Solution Explanation

The problem asks to find the number of subarrays filled with only zeros in a given integer array. A naive approach would involve iterating through all possible subarrays and checking if they contain only zeros. However, this would lead to a time complexity of O(n^2), where n is the length of the input array. A much more efficient solution exists.

Efficient Approach

The key observation is that we don't need to explicitly check every subarray. Instead, we can iterate through the array once and keep track of the current consecutive sequence of zeros.

1. Initialization: We start with a counter cnt initialized to 0 and a variable ans to store the total count of zero-filled subarrays, also initialized to 0.

2. Iteration: We iterate through the input array nums.

3. Zero Encountered: If we encounter a zero (v == 0), we increment cnt. This cnt represents the length of the current consecutive zero sequence. The number of zero-filled subarrays ending at this position is equal to cnt. We add cnt to ans.

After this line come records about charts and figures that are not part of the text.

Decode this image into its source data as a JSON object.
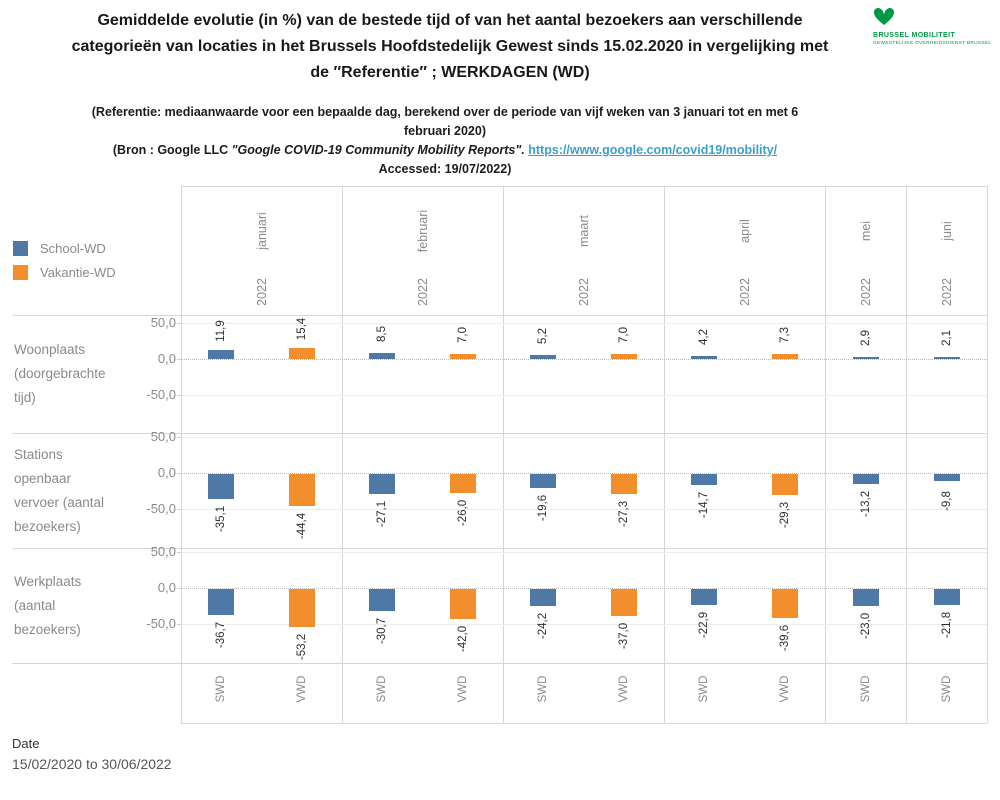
{
  "header": {
    "title_lines": [
      "Gemiddelde evolutie (in %) van de bestede tijd of van het aantal bezoekers aan verschillende",
      "categorieën van locaties in het Brussels Hoofdstedelijk Gewest sinds 15.02.2020 in vergelijking met",
      "de ″Referentie″  ; WERKDAGEN (WD)"
    ],
    "logo": {
      "name": "BRUSSEL MOBILITEIT",
      "tagline": "GEWESTELIJKE OVERHEIDSDIENST BRUSSEL",
      "color": "#009845"
    },
    "subtitle": {
      "reference_line1": "(Referentie: mediaanwaarde voor een bepaalde dag, berekend over de periode van vijf weken van 3 januari tot en met 6",
      "reference_line2": "februari 2020)",
      "bron_prefix": "(Bron : Google LLC ",
      "bron_italic": "\"Google COVID-19 Community Mobility Reports\". ",
      "bron_link": "https://www.google.com/covid19/mobility/",
      "accessed": "Accessed: 19/07/2022)",
      "link_color": "#3ba0c9"
    }
  },
  "legend": {
    "items": [
      {
        "label": "School-WD",
        "color": "#4e79a7"
      },
      {
        "label": "Vakantie-WD",
        "color": "#f28e2b"
      }
    ]
  },
  "footer": {
    "label": "Date",
    "value": "15/02/2020 to 30/06/2022"
  },
  "chart_data": {
    "type": "bar",
    "unit": "%",
    "grid": true,
    "legend_position": "top-left",
    "yticks": [
      "50,0",
      "0,0",
      "-50,0"
    ],
    "ylim": [
      -100,
      60
    ],
    "series": [
      {
        "name": "School-WD",
        "key": "SWD",
        "color": "#4e79a7"
      },
      {
        "name": "Vakantie-WD",
        "key": "VWD",
        "color": "#f28e2b"
      }
    ],
    "columns": [
      {
        "month": "januari",
        "year": "2022",
        "slots": [
          "SWD",
          "VWD"
        ]
      },
      {
        "month": "februari",
        "year": "2022",
        "slots": [
          "SWD",
          "VWD"
        ]
      },
      {
        "month": "maart",
        "year": "2022",
        "slots": [
          "SWD",
          "VWD"
        ]
      },
      {
        "month": "april",
        "year": "2022",
        "slots": [
          "SWD",
          "VWD"
        ]
      },
      {
        "month": "mei",
        "year": "2022",
        "slots": [
          "SWD"
        ]
      },
      {
        "month": "juni",
        "year": "2022",
        "slots": [
          "SWD"
        ]
      }
    ],
    "rows": [
      {
        "label_lines": [
          "Woonplaats",
          "(doorgebrachte",
          "tijd)"
        ],
        "label": "Woonplaats (doorgebrachte tijd)",
        "values": [
          [
            11.9,
            15.4
          ],
          [
            8.5,
            7.0
          ],
          [
            5.2,
            7.0
          ],
          [
            4.2,
            7.3
          ],
          [
            2.9
          ],
          [
            2.1
          ]
        ]
      },
      {
        "label_lines": [
          "Stations",
          "openbaar",
          "vervoer (aantal",
          "bezoekers)"
        ],
        "label": "Stations openbaar vervoer (aantal bezoekers)",
        "values": [
          [
            -35.1,
            -44.4
          ],
          [
            -27.1,
            -26.0
          ],
          [
            -19.6,
            -27.3
          ],
          [
            -14.7,
            -29.3
          ],
          [
            -13.2
          ],
          [
            -9.8
          ]
        ]
      },
      {
        "label_lines": [
          "Werkplaats",
          "(aantal",
          "bezoekers)"
        ],
        "label": "Werkplaats (aantal bezoekers)",
        "values": [
          [
            -36.7,
            -53.2
          ],
          [
            -30.7,
            -42.0
          ],
          [
            -24.2,
            -37.0
          ],
          [
            -22.9,
            -39.6
          ],
          [
            -23.0
          ],
          [
            -21.8
          ]
        ]
      }
    ]
  }
}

4. Non-zero Encountered: If we encounter a non-zero number (v != 0), we reset cnt to 0 because the consecutive zero sequence is broken.

5. Final Result: After iterating through the entire array, ans will hold the total number of zero-filled subarrays.

Time and Space Complexity Analysis

• Time Complexity: O(n), where n is the length of the input array. We iterate through the array only once.

• Space Complexity: O(1). We use only a few constant extra variables (ans and cnt).

Code Explanation (Python)

The Python code efficiently implements this approach:

class Solution:
    def zeroFilledSubarray(self, nums: List[int]) -> int:
        ans = cnt = 0
        for v in nums:
            cnt = 0 if v else cnt + 1
            ans += cnt
        return ans

The if v else cnt + 1 part is a concise way to express the conditional logic: if v is 0, increment cnt; otherwise, set cnt to 0. The rest of the code directly implements the steps outlined above.

Code in other languages:

The code examples provided in Java, C++, Go, and TypeScript follow the same algorithm and have the same time and space complexity. They differ only in syntax and data type handling specific to each language. The core logic remains consistent across all implementations.

For instance, the Java code is:

class Solution {
    public long zeroFilledSubarray(int[] nums) {
        long ans = 0;
        int cnt = 0;
        for (int v : nums) {
            cnt = v != 0 ? 0 : cnt + 1;
            ans += cnt;
        }
        return ans;
    }
}

The C++ code is:

class Solution {
public:
    long long zeroFilledSubarray(vector<int>& nums) {
        long long ans = 0;
        int cnt = 0;
        for (int& v : nums) {
            cnt = v ? 0 : cnt + 1;
            ans += cnt;
        }
        return ans;
    }
};

The Go code is:

func zeroFilledSubarray(nums []int) (ans int64) {
	cnt := 0
	for _, v := range nums {
		if v != 0 {
			cnt = 0
		} else {
			cnt++
		}
		ans += int64(cnt)
	}
	return
}

And the TypeScript code is:

function zeroFilledSubarray(nums: number[]): number {
    let ans = 0;
    let cnt = 0;
    for (const v of nums) {
        cnt = v ? 0 : cnt + 1;
        ans += cnt;
    }
    return ans;
}

All these variations maintain the linear time complexity and constant space complexity of the algorithm.